In one video of a protest in recent days, a woman twirls as she throws a headscarf into a bonfire before others start throwing their headscarves into the flames. Another video shows a woman cutting off her hair in front of a large crowd that is cheering her on.
NBC News reports many protesters have chanted against the Iranian government and in favor of women's rights, in addition to the public acts of defiance of the country's dress code. Since 1979, women in Iran have been required to wear a headscarf and loose clothing while in public.
In response to the protests, police have fired live rounds and water cannons at the demonstrators, and have beaten them with clubs. At least 26 people have died during the protests in the country, according to Iranian state TV.
TODAY could not independently verify the number of people killed in the protests.
Access to the Internet has been limited in several cities throughout Iran, according to state media reports and the Kurdistan-based Hengaw Organization for Human Rights.

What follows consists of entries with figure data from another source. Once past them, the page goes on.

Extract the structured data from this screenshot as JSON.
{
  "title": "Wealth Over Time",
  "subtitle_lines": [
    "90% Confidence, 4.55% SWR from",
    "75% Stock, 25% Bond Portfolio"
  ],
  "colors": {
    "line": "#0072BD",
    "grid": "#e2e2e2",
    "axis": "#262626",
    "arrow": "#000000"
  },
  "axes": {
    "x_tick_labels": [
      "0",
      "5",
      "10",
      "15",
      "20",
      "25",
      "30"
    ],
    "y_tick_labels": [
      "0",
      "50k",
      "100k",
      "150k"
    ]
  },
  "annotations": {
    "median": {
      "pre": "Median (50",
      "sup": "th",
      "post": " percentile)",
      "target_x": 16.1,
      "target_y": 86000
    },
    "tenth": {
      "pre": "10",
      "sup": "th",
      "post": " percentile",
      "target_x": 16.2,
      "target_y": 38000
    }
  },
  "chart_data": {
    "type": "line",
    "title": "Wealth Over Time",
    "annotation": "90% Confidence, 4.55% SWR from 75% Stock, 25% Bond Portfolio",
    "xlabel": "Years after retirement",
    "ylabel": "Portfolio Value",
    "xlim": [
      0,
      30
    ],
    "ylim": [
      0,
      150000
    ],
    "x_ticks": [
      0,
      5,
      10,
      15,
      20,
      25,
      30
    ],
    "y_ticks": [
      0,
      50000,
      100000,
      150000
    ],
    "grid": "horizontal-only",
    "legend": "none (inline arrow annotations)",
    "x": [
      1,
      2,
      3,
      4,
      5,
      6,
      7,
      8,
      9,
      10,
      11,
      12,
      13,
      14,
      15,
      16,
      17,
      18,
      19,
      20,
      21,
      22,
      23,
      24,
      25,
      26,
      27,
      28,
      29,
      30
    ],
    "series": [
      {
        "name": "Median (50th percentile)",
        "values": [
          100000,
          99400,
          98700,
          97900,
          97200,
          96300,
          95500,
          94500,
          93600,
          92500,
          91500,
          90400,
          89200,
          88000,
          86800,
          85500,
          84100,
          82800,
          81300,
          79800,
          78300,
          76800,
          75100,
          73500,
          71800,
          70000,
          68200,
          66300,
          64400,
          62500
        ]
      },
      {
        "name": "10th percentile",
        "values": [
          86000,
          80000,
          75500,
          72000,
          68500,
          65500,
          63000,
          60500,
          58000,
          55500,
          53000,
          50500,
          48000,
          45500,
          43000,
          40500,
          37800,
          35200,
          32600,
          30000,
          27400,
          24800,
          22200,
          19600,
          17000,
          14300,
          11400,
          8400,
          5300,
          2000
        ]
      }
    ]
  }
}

Iran has also limited access to Instagram, one of the only remaining social media platforms in the country, according to internet shutdown watchdog NetBlocks.
Iranian President Ebrahim Raisi has ordered an investigation into Amini's death and expressed his sympathy to Amini's family in a phone call, according to his official website.
"Your daughter is like my own daughter, and I feel that this incident happened to one of my loved ones," Raisi said. "Please accept my condolences."